I suspect that what I fully understand about the Higgs boson could fit inside a Higgs boson (and I’m not even really sure about that), but I stayed up to watch. Dr. Heuer reminded me of myself when I first got my rather expensive KitchenAid pasta maker when, also at about 2 a.m., I stood beside it and announced, “I’m pretty sure it’s tortellini!”
Not to be outdone announcement-wise, this week the National Oceanic and Atmospheric Administration (NOAA) – a U.S. federal agency that has traditionally concerned itself with reporting on fish stocks – took an official position on mermaids. It reported on its website: “No evidence of aquatic humanoids has ever been found.”
This unusual move seems to have been made in response to a small amount of public concern for the well-being of mermaids sparked in recent months by the Discovery Channel’s Animal Planet program Mermaids: The Body Found.
The special used a documentary format to explore “evolutionary possibility grounded in a radical scientific theory” in order to make “a strong case for the existence of the mermaid.”
It appears to have managed to create enough mermaid conservationists to get NOAA’s attention. Somewhere right now, a member of Greenpeace is trying to glue a wig to a whale.

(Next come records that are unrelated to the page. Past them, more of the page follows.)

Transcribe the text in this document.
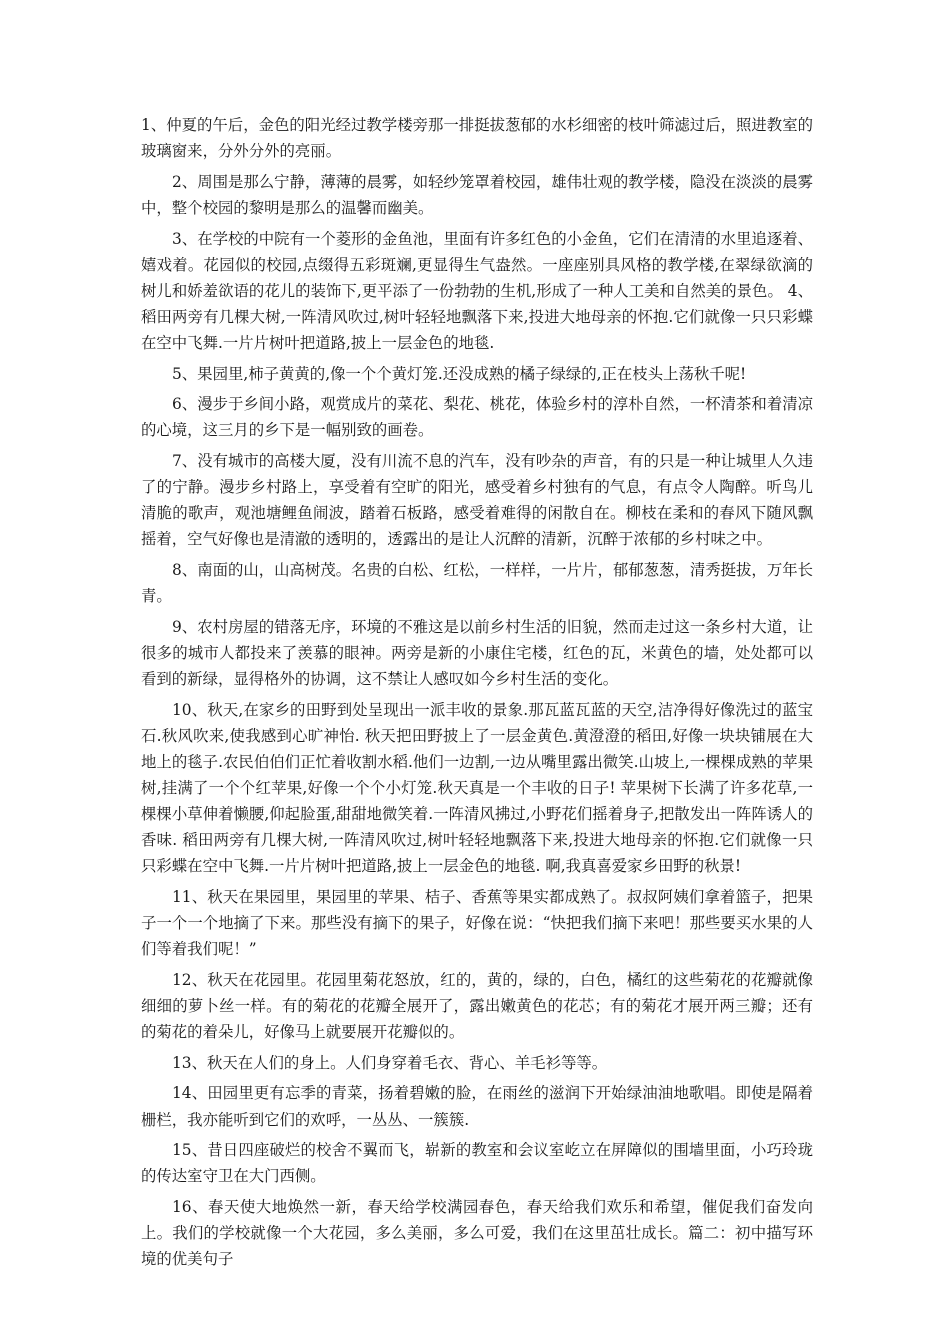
1、仲夏的午后，金色的阳光经过教学楼旁那一排挺拔葱郁的水杉细密的枝叶筛滤过后，照进教室的玻璃窗来，分外分外的亮丽。

2、周围是那么宁静，薄薄的晨雾，如轻纱笼罩着校园，雄伟壮观的教学楼，隐没在淡淡的晨雾中，整个校园的黎明是那么的温馨而幽美。

3、在学校的中院有一个菱形的金鱼池，里面有许多红色的小金鱼，它们在清清的水里追逐着、嬉戏着。花园似的校园,点缀得五彩斑斓,更显得生气盎然。一座座别具风格的教学楼,在翠绿欲滴的树儿和娇羞欲语的花儿的装饰下,更平添了一份勃勃的生机,形成了一种人工美和自然美的景色。 4、稻田两旁有几棵大树,一阵清风吹过,树叶轻轻地飘落下来,投进大地母亲的怀抱.它们就像一只只彩蝶在空中飞舞.一片片树叶把道路,披上一层金色的地毯.

5、果园里,柿子黄黄的,像一个个黄灯笼.还没成熟的橘子绿绿的,正在枝头上荡秋千呢!

6、漫步于乡间小路，观赏成片的菜花、梨花、桃花，体验乡村的淳朴自然，一杯清茶和着清凉的心境，这三月的乡下是一幅别致的画卷。

7、没有城市的高楼大厦，没有川流不息的汽车，没有吵杂的声音，有的只是一种让城里人久违了的宁静。漫步乡村路上，享受着有空旷的阳光，感受着乡村独有的气息，有点令人陶醉。听鸟儿清脆的歌声，观池塘鲤鱼闹波，踏着石板路，感受着难得的闲散自在。柳枝在柔和的春风下随风飘摇着，空气好像也是清澈的透明的，透露出的是让人沉醉的清新，沉醉于浓郁的乡村味之中。

8、南面的山，山高树茂。名贵的白松、红松，一样样，一片片，郁郁葱葱，清秀挺拔，万年长青。

9、农村房屋的错落无序，环境的不雅这是以前乡村生活的旧貌，然而走过这一条乡村大道，让很多的城市人都投来了羡慕的眼神。两旁是新的小康住宅楼，红色的瓦，米黄色的墙，处处都可以看到的新绿，显得格外的协调，这不禁让人感叹如今乡村生活的变化。

10、秋天,在家乡的田野到处呈现出一派丰收的景象.那瓦蓝瓦蓝的天空,洁净得好像洗过的蓝宝石.秋风吹来,使我感到心旷神怡. 秋天把田野披上了一层金黄色.黄澄澄的稻田,好像一块块铺展在大地上的毯子.农民伯伯们正忙着收割水稻.他们一边割,一边从嘴里露出微笑.山坡上,一棵棵成熟的苹果树,挂满了一个个红苹果,好像一个个小灯笼.秋天真是一个丰收的日子! 苹果树下长满了许多花草,一棵棵小草伸着懒腰,仰起脸蛋,甜甜地微笑着.一阵清风拂过,小野花们摇着身子,把散发出一阵阵诱人的香味. 稻田两旁有几棵大树,一阵清风吹过,树叶轻轻地飘落下来,投进大地母亲的怀抱.它们就像一只只彩蝶在空中飞舞.一片片树叶把道路,披上一层金色的地毯. 啊,我真喜爱家乡田野的秋景!

11、秋天在果园里，果园里的苹果、桔子、香蕉等果实都成熟了。叔叔阿姨们拿着篮子，把果子一个一个地摘了下来。那些没有摘下的果子，好像在说：“快把我们摘下来吧！那些要买水果的人们等着我们呢！”

12、秋天在花园里。花园里菊花怒放，红的，黄的，绿的，白色，橘红的这些菊花的花瓣就像细细的萝卜丝一样。有的菊花的花瓣全展开了，露出嫩黄色的花芯；有的菊花才展开两三瓣；还有的菊花的着朵儿，好像马上就要展开花瓣似的。

13、秋天在人们的身上。人们身穿着毛衣、背心、羊毛衫等等。

14、田园里更有忘季的青菜，扬着碧嫩的脸，在雨丝的滋润下开始绿油油地歌唱。即使是隔着栅栏，我亦能听到它们的欢呼，一丛丛、一簇簇.

15、昔日四座破烂的校舍不翼而飞，崭新的教室和会议室屹立在屏障似的围墙里面，小巧玲珑的传达室守卫在大门西侧。

16、春天使大地焕然一新，春天给学校满园春色，春天给我们欢乐和希望，催促我们奋发向上。我们的学校就像一个大花园，多么美丽，多么可爱，我们在这里茁壮成长。篇二：初中描写环境的优美句子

In fact, NOAA was cleverly cashing in on Animal Planet’s “Monster Week.” The lighthearted post on its website looks at the myth of mermaids in different cultures. Someone, however, should put up posters for Animal Planet, as it has clearly lost its way.
Much as I’d like to think that deep down in the ocean some adorable mermaid publicist is yelling into her cellphone – periodically clasping it to her sea-shelled breasts and rolling her eyes at her mer-assistant, demanding to know who messed up and how all of her networking with the Discovery people could have gone so wrong – I suspect that Animal Planet has merely run out of animals they think will amuse us.
It’s a pity. There are giant squids in the ocean that are not a “radical scientific theory” like the long-discredited “aquatic ape” theory. They’re both giant and squids, and that’s impressive enough without being mythological.
It amazes me that while the publishing world was quick to realize that several generations of teaching process in schools has created a hunger for fact in the form of non-fiction, television has been largely unresponsive: I suspect no one’s going to bother pitching a show called America’s Next Top Model of Particle Physics.
Various laymen’s guides to the Higgs boson bounced merrily around the Internet on Higgs Boson Eve, proving a demand for this knowledge. I’d like to think it was more than media hype or even the awesome beauty of the Large Hadron Collider that generated this curiosity.
In fact, it often seemed as if it were less the language of particle physics that confused the curious, and more the language frequently employed by the media, especially on TV, to sex up the story in the first place.
Few scientists, for example, have ever gone along with calling the Higgs the “God particle.” The press loves the term. It suggests some sort of personal epiphany will accompany the discovery, some sort of finality, when in fact – exciting as the event is – it’s not about to lower your cellphone bill or anything.
Most of us know this. Yet we still care that we are closer to understanding our universe than we have ever been before – another example of the media mostly failing to understand what makes cool things cool.